There is some hope for mitigation of the effects that the pandemic could have on mental health. There is an ever-growing number of video calling services to meet the new demand for face-to-face interaction with loved ones at risk. Social media apps allow teenagers to engage in each other’s lives, even if they cannot be present. This may challenge the stereotypical idea of what socialization is and can mitigate the effects of social isolation. In a poll conducted among 13 to 17-year-olds, 71% said social media made them feel more connected to their friends, and 68% said it allowed them to access social support during hard times. However, social media cannot be a cure-all; if anything, it is a double-edged sword.

Social media often adds to the issues that hinder social development and mental health in the first place. Heavy social media usage has long been correlated with mental health disorders like anxiety and depression. As humans, we often feel a need to compare ourselves to others to assess our own opinions and abilities. This behavior, while prevalent among all ages, is far more common in teenagers. Even passive use of social media can lead to social comparison to a false, shiny and unattainable world. In a period of identity development, social media is an outlet that creates a public standard to which everyone can measure themselves. Creating more social media usage through social distancing and government-mandated quarantine only adds to this reliance.

It is easy to assume that once the vaccine for coronavirus is widely available, the world will return to the way it was before quarantine, but there will still be damage we will have to grapple with for years to come. Social development and mental health in today’s teenagers will be some of the long-term effects of the virus, but that doesn’t mean they won’t rise to the challenge and overcome it. Dr.
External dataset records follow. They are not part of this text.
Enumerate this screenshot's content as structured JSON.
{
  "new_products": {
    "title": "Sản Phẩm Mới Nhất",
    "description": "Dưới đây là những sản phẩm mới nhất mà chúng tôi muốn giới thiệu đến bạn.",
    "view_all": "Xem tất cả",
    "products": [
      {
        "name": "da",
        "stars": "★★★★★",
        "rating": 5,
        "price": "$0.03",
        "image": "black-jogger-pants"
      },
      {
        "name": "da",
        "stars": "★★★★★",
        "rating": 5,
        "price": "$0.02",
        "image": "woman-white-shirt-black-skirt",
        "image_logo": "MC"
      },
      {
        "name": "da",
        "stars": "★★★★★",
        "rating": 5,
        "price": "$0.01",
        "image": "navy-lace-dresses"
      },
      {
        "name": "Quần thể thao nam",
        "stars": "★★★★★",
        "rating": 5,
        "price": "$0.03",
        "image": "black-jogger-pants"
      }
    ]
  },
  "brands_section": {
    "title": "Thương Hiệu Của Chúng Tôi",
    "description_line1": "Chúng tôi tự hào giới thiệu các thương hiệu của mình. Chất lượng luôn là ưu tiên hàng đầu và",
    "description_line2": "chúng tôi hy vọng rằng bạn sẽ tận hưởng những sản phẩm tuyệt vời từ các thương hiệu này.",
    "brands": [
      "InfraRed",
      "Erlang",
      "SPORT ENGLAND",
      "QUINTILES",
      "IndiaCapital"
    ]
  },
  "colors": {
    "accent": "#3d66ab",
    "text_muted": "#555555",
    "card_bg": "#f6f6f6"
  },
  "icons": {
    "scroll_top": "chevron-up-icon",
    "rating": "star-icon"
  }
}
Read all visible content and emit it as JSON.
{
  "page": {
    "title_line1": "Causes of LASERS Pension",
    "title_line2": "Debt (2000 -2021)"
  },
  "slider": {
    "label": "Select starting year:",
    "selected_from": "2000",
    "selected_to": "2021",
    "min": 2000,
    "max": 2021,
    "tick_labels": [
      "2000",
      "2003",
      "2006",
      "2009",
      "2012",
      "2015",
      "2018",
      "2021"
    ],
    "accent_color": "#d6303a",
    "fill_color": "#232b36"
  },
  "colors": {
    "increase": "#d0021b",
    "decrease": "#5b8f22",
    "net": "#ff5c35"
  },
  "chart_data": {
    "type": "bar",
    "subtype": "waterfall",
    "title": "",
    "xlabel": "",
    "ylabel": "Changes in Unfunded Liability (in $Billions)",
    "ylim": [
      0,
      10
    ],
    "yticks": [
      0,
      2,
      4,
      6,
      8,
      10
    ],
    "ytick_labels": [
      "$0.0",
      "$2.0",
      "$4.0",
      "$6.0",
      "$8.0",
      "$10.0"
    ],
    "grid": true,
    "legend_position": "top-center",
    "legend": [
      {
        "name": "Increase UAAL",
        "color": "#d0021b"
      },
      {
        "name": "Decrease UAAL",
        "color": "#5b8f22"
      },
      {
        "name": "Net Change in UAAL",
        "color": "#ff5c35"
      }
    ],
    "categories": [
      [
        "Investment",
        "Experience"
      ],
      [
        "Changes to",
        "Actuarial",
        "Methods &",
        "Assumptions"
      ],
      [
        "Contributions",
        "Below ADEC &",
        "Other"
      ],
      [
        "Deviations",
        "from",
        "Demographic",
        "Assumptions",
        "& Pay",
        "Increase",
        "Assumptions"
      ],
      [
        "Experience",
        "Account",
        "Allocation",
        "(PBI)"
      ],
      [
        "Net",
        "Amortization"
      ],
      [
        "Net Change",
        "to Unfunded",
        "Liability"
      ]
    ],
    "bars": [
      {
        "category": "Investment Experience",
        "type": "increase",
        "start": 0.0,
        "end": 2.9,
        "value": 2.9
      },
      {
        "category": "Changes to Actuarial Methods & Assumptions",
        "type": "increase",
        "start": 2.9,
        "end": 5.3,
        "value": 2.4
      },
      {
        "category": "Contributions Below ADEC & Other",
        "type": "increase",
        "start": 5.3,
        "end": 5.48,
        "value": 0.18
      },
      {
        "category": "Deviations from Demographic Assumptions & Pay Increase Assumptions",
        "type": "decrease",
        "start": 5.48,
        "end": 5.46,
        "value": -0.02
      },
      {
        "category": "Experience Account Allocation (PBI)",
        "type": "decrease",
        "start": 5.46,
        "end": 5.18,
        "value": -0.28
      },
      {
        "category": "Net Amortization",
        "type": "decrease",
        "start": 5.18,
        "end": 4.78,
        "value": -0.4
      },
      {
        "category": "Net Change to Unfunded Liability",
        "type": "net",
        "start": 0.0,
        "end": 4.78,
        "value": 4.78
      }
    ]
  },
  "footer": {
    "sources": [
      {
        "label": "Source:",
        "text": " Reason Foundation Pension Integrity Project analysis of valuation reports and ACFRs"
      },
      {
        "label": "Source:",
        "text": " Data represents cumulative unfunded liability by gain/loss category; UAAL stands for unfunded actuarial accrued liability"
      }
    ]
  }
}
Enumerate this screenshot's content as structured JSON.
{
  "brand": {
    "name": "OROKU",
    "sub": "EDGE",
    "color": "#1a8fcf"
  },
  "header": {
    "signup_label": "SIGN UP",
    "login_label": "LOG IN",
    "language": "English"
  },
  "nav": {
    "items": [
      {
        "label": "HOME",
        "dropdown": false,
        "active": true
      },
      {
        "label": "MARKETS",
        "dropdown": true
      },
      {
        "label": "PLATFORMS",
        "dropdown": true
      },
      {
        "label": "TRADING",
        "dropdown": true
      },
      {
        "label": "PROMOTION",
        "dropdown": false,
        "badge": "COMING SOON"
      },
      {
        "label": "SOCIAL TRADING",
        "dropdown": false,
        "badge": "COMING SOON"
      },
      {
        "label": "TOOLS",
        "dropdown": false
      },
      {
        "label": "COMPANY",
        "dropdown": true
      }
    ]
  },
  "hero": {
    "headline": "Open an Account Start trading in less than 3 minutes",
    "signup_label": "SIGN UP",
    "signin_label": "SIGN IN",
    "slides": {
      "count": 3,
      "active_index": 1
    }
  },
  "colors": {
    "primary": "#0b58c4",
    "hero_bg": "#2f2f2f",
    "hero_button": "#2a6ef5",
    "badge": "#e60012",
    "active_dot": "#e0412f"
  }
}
Erika Hernandez at Penn State talked about the idea of social setbacks for children and teenagers, saying, “Development is a lifelong process. There’s not a skill or domain in which children can’t get better or work at.” There may be detrimental, long-term consequences to the social development of teenagers and other children throughout the world, but humans are resilient. We can bounce back from hardship, even if it might not be instantaneous. Whatever long-term effects this pandemic may present to social development and mental health, we will persevere, develop and grow.

Samantha Scott, FCRH ’24, is an international political economy major from Columbus, Ohio.